(CNSNews.com) – As President Obama prepares to roll out new student loan relief programs through executive order on Wednesday, policy experts say actions taken by the administration to date have not targeted the root problem – the rising cost of college tuition.
The president plans to announce steps he will take to assist people struggling to pay off their student loans. They will not require congressional authorization.
The announcement in Denver will take place on the final day of Obama’s three-day trip through western states. It also comes at a time when many of the Occupy Wall Street protesters are demanding forgiveness of student loans.
“I don’t think he would go as far as student loan forgiveness, but even if it’s just increasing federal subsidies, it’s problematic for a number of reasons,” Lindsey Burke, an education policy analyst for the conservative Heritage Foundation, told CNSNews.com.
“Any time you increase subsidies for student loans you are saying to the three-quarters of people who did not graduate from college that you are going to put the burden of paying for college on their backs – even though they did not attend college,” she said.
Andrew Gillen, research director for the Center for College Affordability and Productivity, was uncertain what the president would propose, but anticipates the possibility of plans to expand the income-based repayment plan.
Under Obama, the amount a borrower must repay was reduced to no more than 10 percent of annual income, a reduction from the previous rate of 15 percent. This applies to those living at 150 percent of the poverty level, or about $33,000 per year for a family of four.
“I don’t really see much he can really do just by an executive order,” Gillen told CNSNews.com.
“The cause of the problem is that tuition is too expensive and students need to take out unmanageable debt,” he added. “The solution to that is not to say, ‘OK, you can still take out the debt and we’ll pay it for you.’ It’s to figure out what’s causing all this so that students don’t have to take out unmanageable debt. That’s why I don’t like the income based repayment program.”

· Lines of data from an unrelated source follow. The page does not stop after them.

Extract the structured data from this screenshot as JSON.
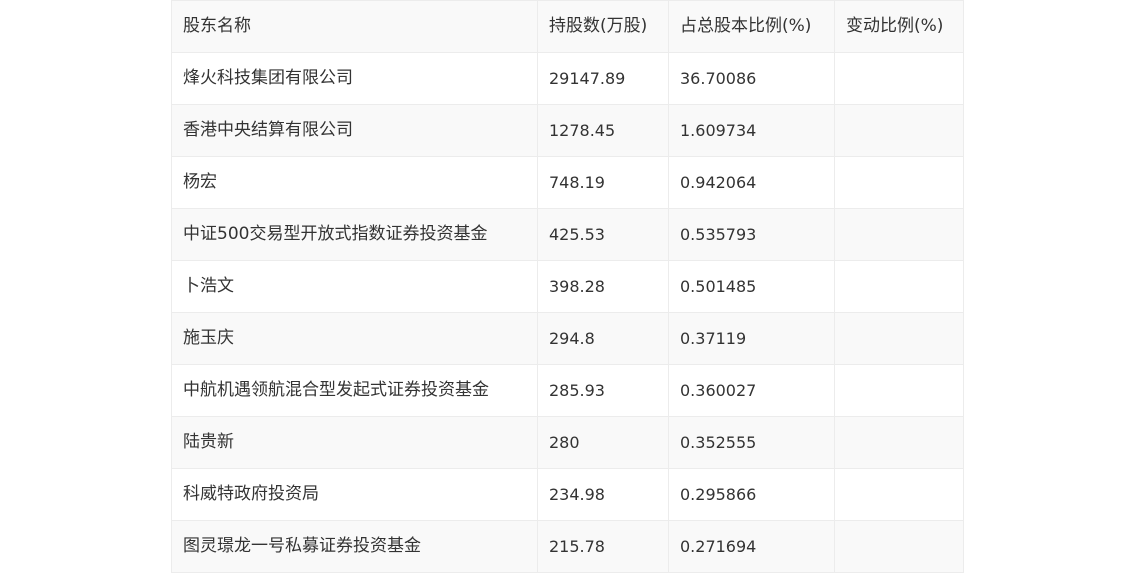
{
  "table": {
    "headers": [
      "股东名称",
      "持股数(万股)",
      "占总股本比例(%)",
      "变动比例(%)"
    ],
    "rows": [
      [
        "烽火科技集团有限公司",
        "29147.89",
        "36.70086",
        ""
      ],
      [
        "香港中央结算有限公司",
        "1278.45",
        "1.609734",
        ""
      ],
      [
        "杨宏",
        "748.19",
        "0.942064",
        ""
      ],
      [
        "中证500交易型开放式指数证券投资基金",
        "425.53",
        "0.535793",
        ""
      ],
      [
        "卜浩文",
        "398.28",
        "0.501485",
        ""
      ],
      [
        "施玉庆",
        "294.8",
        "0.37119",
        ""
      ],
      [
        "中航机遇领航混合型发起式证券投资基金",
        "285.93",
        "0.360027",
        ""
      ],
      [
        "陆贵新",
        "280",
        "0.352555",
        ""
      ],
      [
        "科威特政府投资局",
        "234.98",
        "0.295866",
        ""
      ],
      [
        "图灵璟龙一号私募证券投资基金",
        "215.78",
        "0.271694",
        ""
      ]
    ]
  }
}
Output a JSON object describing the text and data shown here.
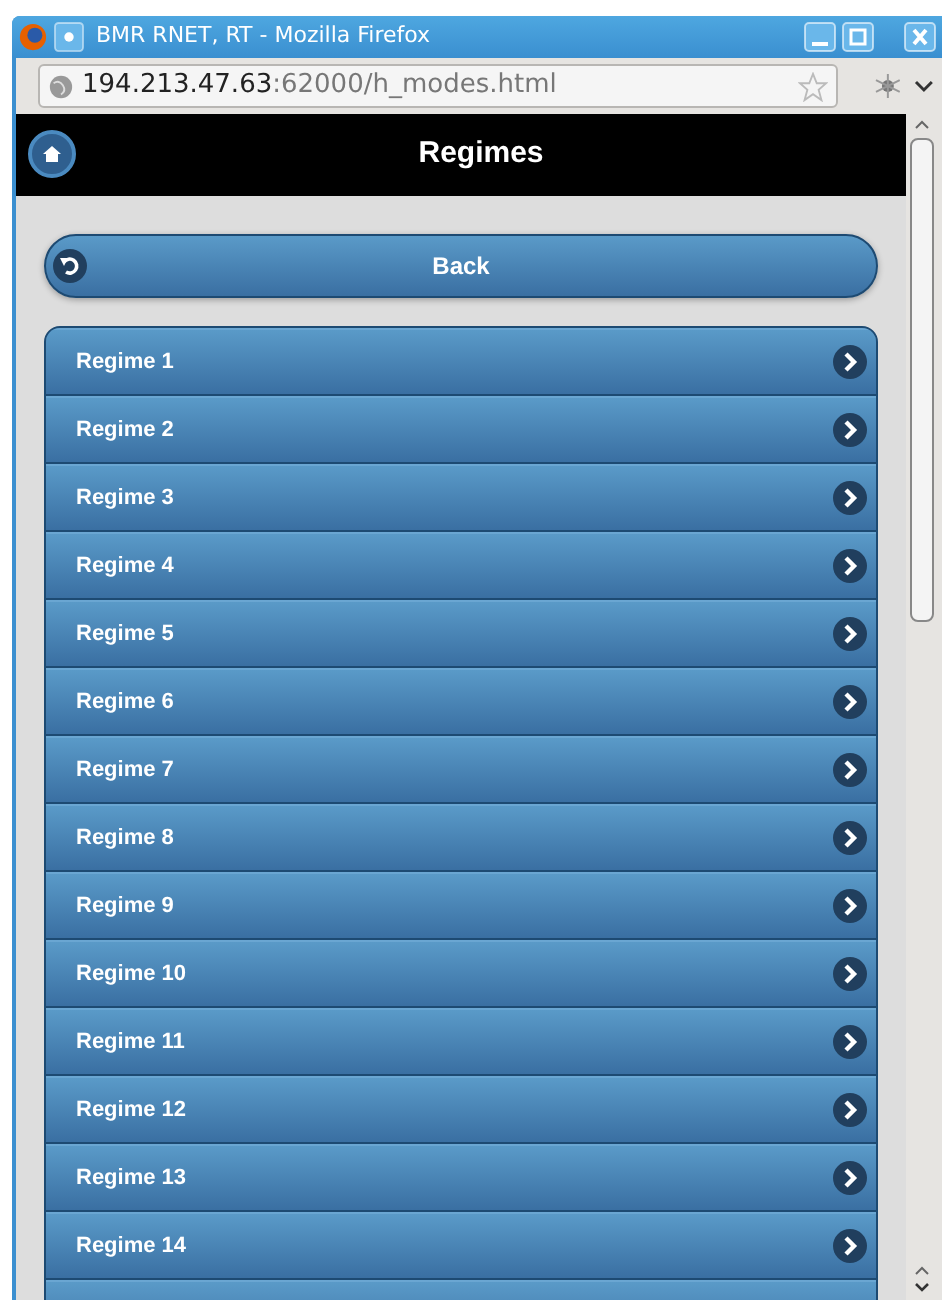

Beginning last July, new college loans were arranged directly through the Department of Education. The shift eliminated the federally subsidized Family Education Loan Program which involved private lenders, establishing a near monopoly by the federal government.
Under the previous subsidized system, private institutions would agree to issue student loans at government-determined interest rates. They could then be reimbursed by the government if they lost money.
There are still some private lenders in the market place, but American Banker reported earlier this month that the number has dropped from 25 percent of loans in 2007 to just 10 percent this year.
The changes to the income-based repayment policy was part of the 2009 American Recovery and Reinvestment Act, while the shift from subsidized student loans to direct government loans was part of the Patient Protection and Affordable Care Act, Gillen explained.
Another element in the new student loan rules enacted by Obama allows borrowers who make their required monthly payments to have the remaining balance forgiven after 20 years, down from 25 years under the earlier regulations – but only if they work in the public sector or for a non-profit organization.
Burke said more attainable student loans have only served to drive the cost of tuition higher.
“Just historically, when we look at federal involvement in subsidizing student loans, it does nothing to get at the real problem, which is the cost of college,” she said. “Pell grants increased 475 percent while at the same time the cost of attending college has increase 439 percent since 1982.
“You get this false sense of purchasing power that incentivizes colleges to raise tuition and sends the student scrambling back for more college loans,” Burke said. “It really creates a vicious cycle that does nothing to mitigate the cost of attending college.”
Putting greater focus on online courses and streamlining faculty and administration would lower the price of providing a college education, she argued.
“We need to think about encouraging state universities to put more content online. When we see this seismic shift to online learning, I think we’ll see the higher ed bubble burst,” Burke said.